2. Die Klage gegen die Kostenrechnung des Beklagten zu 1 vom 13. Juli 2020 hat keinen Erfolg. Unabhängig von diesbezüglichen Zulässigkeitsfragen ist die Kostenrechnung jedenfalls rechtlich nicht zu beanstanden. Die Erhebung einer Widerspruchsgebühr resultiert aus der bestandskräftigen Kostengrundentscheidung im Widerspruchsbescheid vom 13. Juli 2020, dass der Widerspruchsführer die Kosten des Widerspruchsverfahrens zu tragen hat. Da vorliegend lediglich die Mindestgebühr nach Art. 9 Abs. 1 Satz 6 Kostengesetz sowie die Auslagen für die Postzustellungsurkunde angesetzt worden sind, sind Rechtsfehler nicht ersichtlich.

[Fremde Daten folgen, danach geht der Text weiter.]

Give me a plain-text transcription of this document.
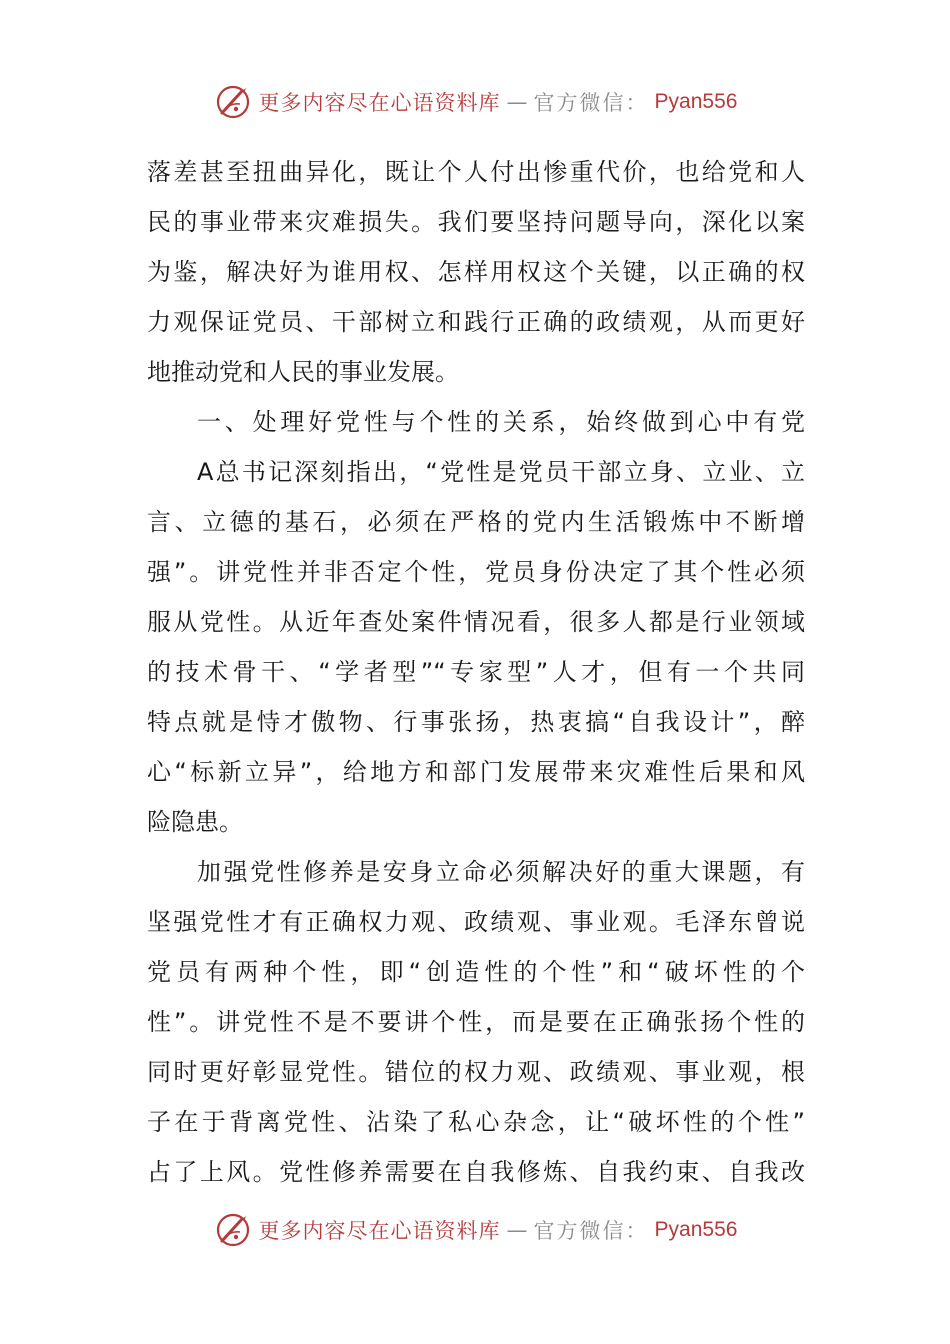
更多内容尽在心语资料库 — 官方微信： Pyan556
落差甚至扭曲异化，既让个人付出惨重代价，也给党和人
民的事业带来灾难损失。我们要坚持问题导向，深化以案
为鉴，解决好为谁用权、怎样用权这个关键，以正确的权
力观保证党员、干部树立和践行正确的政绩观，从而更好
地推动党和人民的事业发展。
一、处理好党性与个性的关系，始终做到心中有党
A总书记深刻指出，“党性是党员干部立身、立业、立
言、立德的基石，必须在严格的党内生活锻炼中不断增
强”。讲党性并非否定个性，党员身份决定了其个性必须
服从党性。从近年查处案件情况看，很多人都是行业领域
的技术骨干、“学者型”“专家型”人才，但有一个共同
特点就是恃才傲物、行事张扬，热衷搞“自我设计”，醉
心“标新立异”，给地方和部门发展带来灾难性后果和风
险隐患。
加强党性修养是安身立命必须解决好的重大课题，有
坚强党性才有正确权力观、政绩观、事业观。毛泽东曾说
党员有两种个性，即“创造性的个性”和“破坏性的个
性”。讲党性不是不要讲个性，而是要在正确张扬个性的
同时更好彰显党性。错位的权力观、政绩观、事业观，根
子在于背离党性、沾染了私心杂念，让“破坏性的个性”
占了上风。党性修养需要在自我修炼、自我约束、自我改
更多内容尽在心语资料库 — 官方微信： Pyan556
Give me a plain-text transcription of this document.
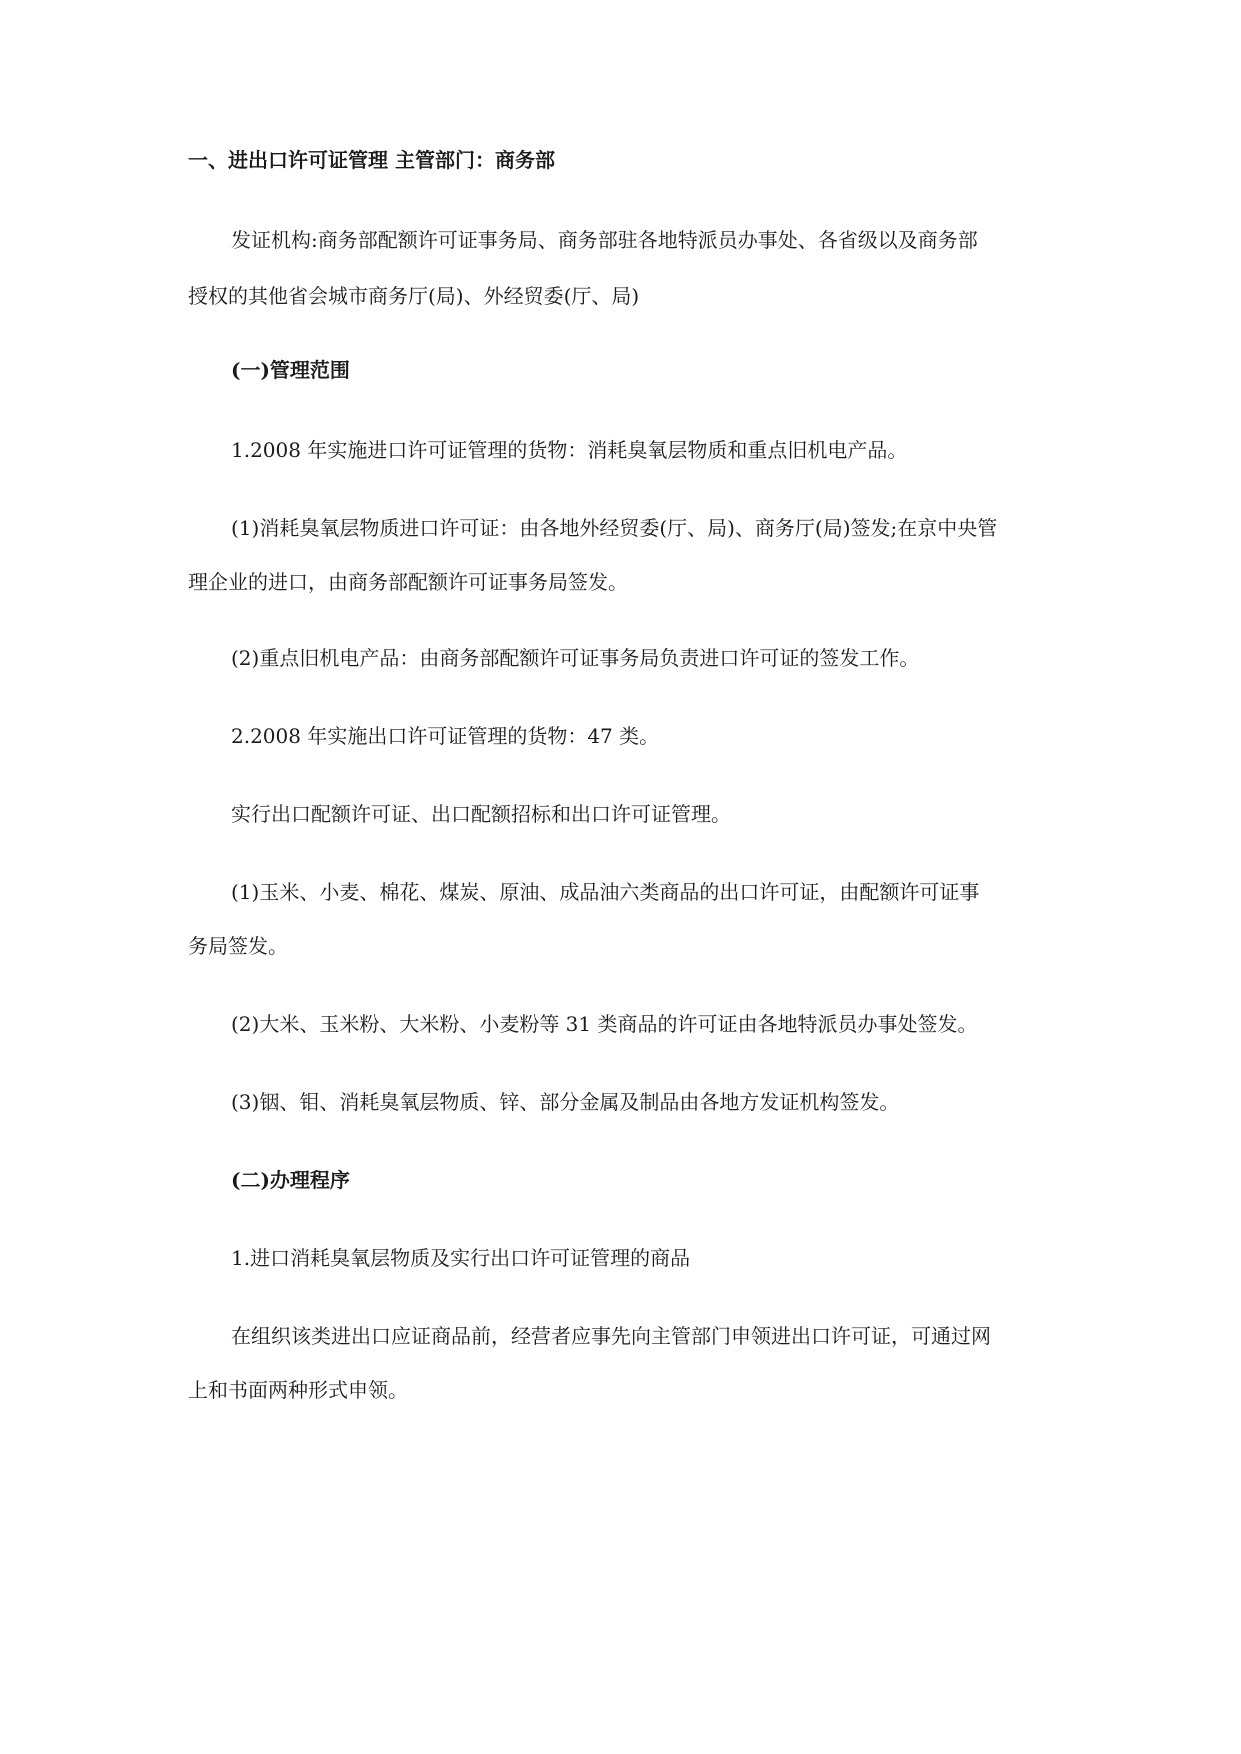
一、进出口许可证管理 主管部门：商务部
发证机构:商务部配额许可证事务局、商务部驻各地特派员办事处、各省级以及商务部
授权的其他省会城市商务厅(局)、外经贸委(厅、局)
(一)管理范围
1.2008 年实施进口许可证管理的货物：消耗臭氧层物质和重点旧机电产品。
(1)消耗臭氧层物质进口许可证：由各地外经贸委(厅、局)、商务厅(局)签发;在京中央管
理企业的进口，由商务部配额许可证事务局签发。
(2)重点旧机电产品：由商务部配额许可证事务局负责进口许可证的签发工作。
2.2008 年实施出口许可证管理的货物：47 类。
实行出口配额许可证、出口配额招标和出口许可证管理。
(1)玉米、小麦、棉花、煤炭、原油、成品油六类商品的出口许可证，由配额许可证事
务局签发。
(2)大米、玉米粉、大米粉、小麦粉等 31 类商品的许可证由各地特派员办事处签发。
(3)铟、钼、消耗臭氧层物质、锌、部分金属及制品由各地方发证机构签发。
(二)办理程序
1.进口消耗臭氧层物质及实行出口许可证管理的商品
在组织该类进出口应证商品前，经营者应事先向主管部门申领进出口许可证，可通过网
上和书面两种形式申领。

Sie sind auch vom Kläger nicht gerügt worden. Im Übrigen wird insoweit auf die Ausführungen des Beklagten zu 1 im Schriftsatz vom 2. Oktober 2020 Bezug genommen.
3. Soweit sich der Kläger darüber hinaus gegen eine Zwangsvollstreckung in Form der Kontopfändung wendet, hat diese Klage bereits deshalb keinen Erfolg, da nicht klar ist, gegen welche Kontopfändung sich der Kläger richtet. Trotz Aufforderung des Gerichts mit Schreiben vom 16. November 2020 hat der Kläger seinen Vortrag insoweit nicht präzisiert. Die Behauptung des Klägers in der mündlichen Verhandlung, er sei über Monate nicht an die dafür notwendigen Unterlagen herangekommen, erklärt jedenfalls nicht schlüssig, dass der Kläger bereits seit 16. November 2020 durchgehend keinen Zugriff auf seine Unterlagen hatte. Dies ergibt sich auch nicht aus den zahlreichen Schreiben des Klägers, mit denen er um eine Fristverlängerung im Hinblick auf die Beantwortung des gerichtlichen Schreibens vom 16. November 2020 gebeten hat. Vielmehr hat der Kläger in diesen zunächst mehrfach krankheitsbedingt um Fristverlängerung gebeten. Angesichts dessen ist dem Kläger auf seinen diesbezüglichen Antrag in der mündlichen Verhandlung auch keine Schriftsatzfrist eingeräumt worden. Der Kläger hatte seit November 2020 ausreichend Zeit, jedenfalls ohne Vorlage von Unterlagen vorzutragen, gegen welche Kontopfändung er sich richtet. Auch dem mit Schriftsatz vom 21. Juli 2021 begehrten diesbezüglichen Auskunftsersuchen gegenüber der Beklagten zu 2 ist nicht nachzugeben. Es ist Aufgabe des Klägers, die im Klagewege geltend gemachten Anträge klarzustellen und zu konkretisieren.
4. Die Kostenentscheidung beruht auf § 154 Abs. 1 VwGO. Die Entscheidung über die vorläufige Vollstreckbarkeit der Kostenentscheidung fußt auf § 167 Abs. 1 Satz 1, Abs. 2 VwGO i.V.m. §§ 708 Nr. 11, 711 ZPO.